Władze miasta stanowczo sprzeciwiają się także budowie na terenach osuwiskowych oraz nisko położonych obszarach zalewowych. Kraków walczy z silną presją inwestycyjną na dawnych terenach rolniczych, łąkach przy wałach powodziowych czy polderach, które dotąd pełniły funkcję naturalnych zbiorników retencyjnych. Urzędnicy zwracają uwagę, iż niewłaściwe zagospodarowanie tych terenów może prowadzić do poważnych konsekwencji, takich jak zalania, osunięcia ziemi czy katastrofy budowlane. W związku z tym miasto deklaruje, iż w planach miejscowych uwzględnia tereny zagrożone i konsekwentnie nie dopuszcza tam zabudowy.
Nielegalna przebudowa domów jednorodzinnych na wielorodzinne jest kolejną praktyką, której Kraków mówi stanowcze „nie”. Urzędnicy zwracają uwagę, iż deweloperzy coraz częściej przekształcają domy jednorodzinne w kompleksy mikrokawalerek, omijając przepisy i nie uwzględniając takich aspektów jak bezpieczeństwo konstrukcyjne, dostępność miejsc parkingowych czy zgodność z planem zagospodarowania przestrzennego. Miasto zapowiada wzmożoną kontrolę takich inwestycji i podkreśla, iż wszelkie niezgodne z prawem przebudowy będą traktowane jako samowola budowlana, bez możliwości legalizacji.
Ostatnim problemem, na który zwracają uwagę władze Krakowa, jest nieuczciwe projektowanie budynków usługowych, które po zakończeniu budowy w rzeczywistości stają się budynkami mieszkalnymi. Miasto zauważa, iż deweloperzy wykorzystują różnice w wymaganiach prawnych dotyczących budynków usługowych i mieszkalnych, aby uniknąć konieczności spełnienia surowszych norm. Takie praktyki prowadzą do niedoboru miejsc parkingowych, przeciążenia infrastruktury i naruszenia ładu urbanistycznego. Urzędnicy jasno deklarują, iż Kraków nie będzie tolerować obchodzenia przepisów w ten sposób, a wszelkie próby zmiany przeznaczenia budynków po zakończeniu inwestycji będą surowo kontrolowane.

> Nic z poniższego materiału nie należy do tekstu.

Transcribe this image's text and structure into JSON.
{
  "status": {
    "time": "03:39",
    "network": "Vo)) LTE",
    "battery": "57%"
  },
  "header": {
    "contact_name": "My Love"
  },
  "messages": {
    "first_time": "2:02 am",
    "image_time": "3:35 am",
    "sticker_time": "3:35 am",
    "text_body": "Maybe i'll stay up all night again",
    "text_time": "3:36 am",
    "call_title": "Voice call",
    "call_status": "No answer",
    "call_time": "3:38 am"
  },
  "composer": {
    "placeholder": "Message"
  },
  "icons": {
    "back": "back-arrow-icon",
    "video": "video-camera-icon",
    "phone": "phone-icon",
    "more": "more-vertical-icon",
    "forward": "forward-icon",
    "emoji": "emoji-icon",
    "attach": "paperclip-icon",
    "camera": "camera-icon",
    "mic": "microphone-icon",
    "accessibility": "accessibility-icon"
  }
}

– Opracowany dokument jest dla nas istotny z kilku powodów. Po pierwsze, wykorzystamy go w rozmowach z przedstawicielami rządu na temat tej problematyki. Po drugie, jest jasną informacją dla deweloperów, czego od nich oczekujemy i na jakie działania nie wyrażamy zgody. Po trzecie, pozwoli nam on uniknąć kłopotów interpretacyjnych przy wydawaniu decyzji o pozwoleniu na budowę – wyliczał Aleksander Miszalski.